保管されていた撫順炭鉱の石炭標本=大田市大森町、大森小学校
保管されていた撫順炭鉱の石炭標本=大田市大森町、大森小学校

 中国北東部にある東アジア最大級の撫順(ぶじゅん)炭鉱の石炭と関連製品で構成する標本が、大田市大森町の大森小学校に保管されていたことが、石見銀山研究会の中村唯史さん(54)の調査で分かった。旧満州時代に日本が経営した時の標本で日本の中国大陸進出と重化学工業の発展、中国の産業史につながる貴重な資料とみられる。

 石見銀山遺跡の世界遺産登録15年を記念し石見銀山世界遺産センター(大田市大森町)で2日から8月29日まで無料で公開される。

 中村さんによると、撫順炭鉱は日露戦争を機に1905年、採掘権が日本に移った。07年に南満州鉄道株式会社が経営を始め、45年の終戦まで続けられた。日本の中国大陸進出の拠点となり、戦後は中国の重工業の基盤となった。

 標本は縦38センチ、横28センチの木製の箱に、石炭、岩石、関連製品の25点が収納され、大森小の理科室で保管されていた。経緯に関する記録はないが、時代背景などを踏まえると、100年前の20年代~45年の間に収集されたとみられる。

 石炭や化学製品が入った瓶にはそれぞれにラベルが貼られ、主力の「老虎台坑炭」「東郷坑炭」と坑道名を示す記載があったほか、撫順炭鉱で最も大規模にされていた採掘方法の露天掘りを示す「露天掘炭」も記されていた。
 満州での重化学工業は中国の発展の基礎になったが、研究は進んでいないという。鉱山に詳しい井沢英二九州大名誉教授(84)=資源工学=は「現物が残っていること自体が珍しく、貴重だ」と話した。

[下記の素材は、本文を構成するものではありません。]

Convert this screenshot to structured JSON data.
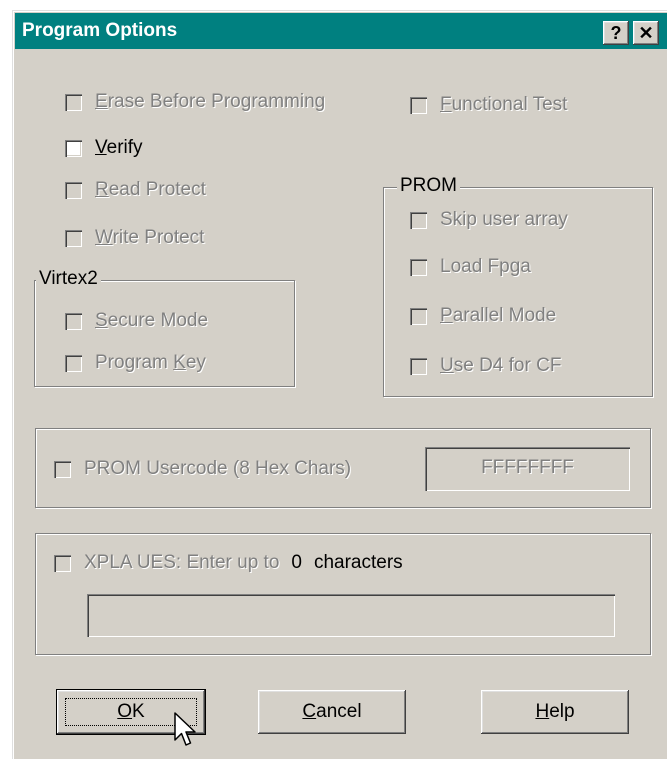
{
  "window": {
    "title": "Program Options",
    "help_button": "?",
    "close_button": "✕"
  },
  "checkboxes": {
    "erase": {
      "mnemonic": "E",
      "rest": "rase Before Programming"
    },
    "verify": {
      "mnemonic": "V",
      "rest": "erify"
    },
    "read_protect": {
      "mnemonic": "R",
      "rest": "ead Protect"
    },
    "write_protect": {
      "mnemonic": "W",
      "rest": "rite Protect"
    },
    "functional_test": {
      "mnemonic": "F",
      "rest": "unctional Test"
    }
  },
  "virtex2": {
    "title": "Virtex2",
    "secure_mode": {
      "mnemonic": "S",
      "rest": "ecure Mode"
    },
    "program_key": {
      "before": "Program ",
      "mnemonic": "K",
      "rest": "ey"
    }
  },
  "prom": {
    "title": "PROM",
    "skip_user_array": "Skip user array",
    "load_fpga": "Load Fpga",
    "parallel_mode": {
      "mnemonic": "P",
      "rest": "arallel Mode"
    },
    "use_d4": {
      "mnemonic": "U",
      "rest": "se D4 for CF"
    }
  },
  "usercode": {
    "label": "PROM Usercode (8 Hex Chars)",
    "value": "FFFFFFFF"
  },
  "xpla": {
    "label": "XPLA UES: Enter up to",
    "count": "0",
    "suffix": "characters",
    "value": ""
  },
  "buttons": {
    "ok": {
      "mnemonic": "O",
      "rest": "K"
    },
    "cancel": {
      "mnemonic": "C",
      "rest": "ancel"
    },
    "help": {
      "mnemonic": "H",
      "rest": "elp"
    }
  }
}
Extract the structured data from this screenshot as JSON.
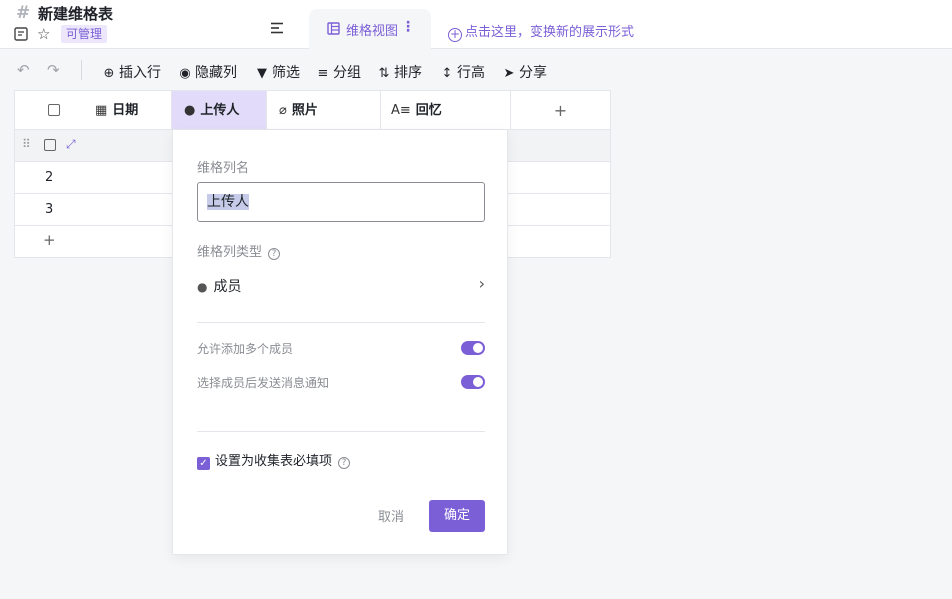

 中村さんはロシアのウクライナ侵攻が世界のエネルギー事情を揺さぶる状況を踏まえ「燃料難に苦しんだ日本の資源を巡る歴史を振り返る意味でも大事な資料」と指摘。標本が伝わった経緯にも注目し「鉱山の町にある大森小だからこそ、きちんと保管されてきた」と世界遺産の町で見つかった意義を説明した。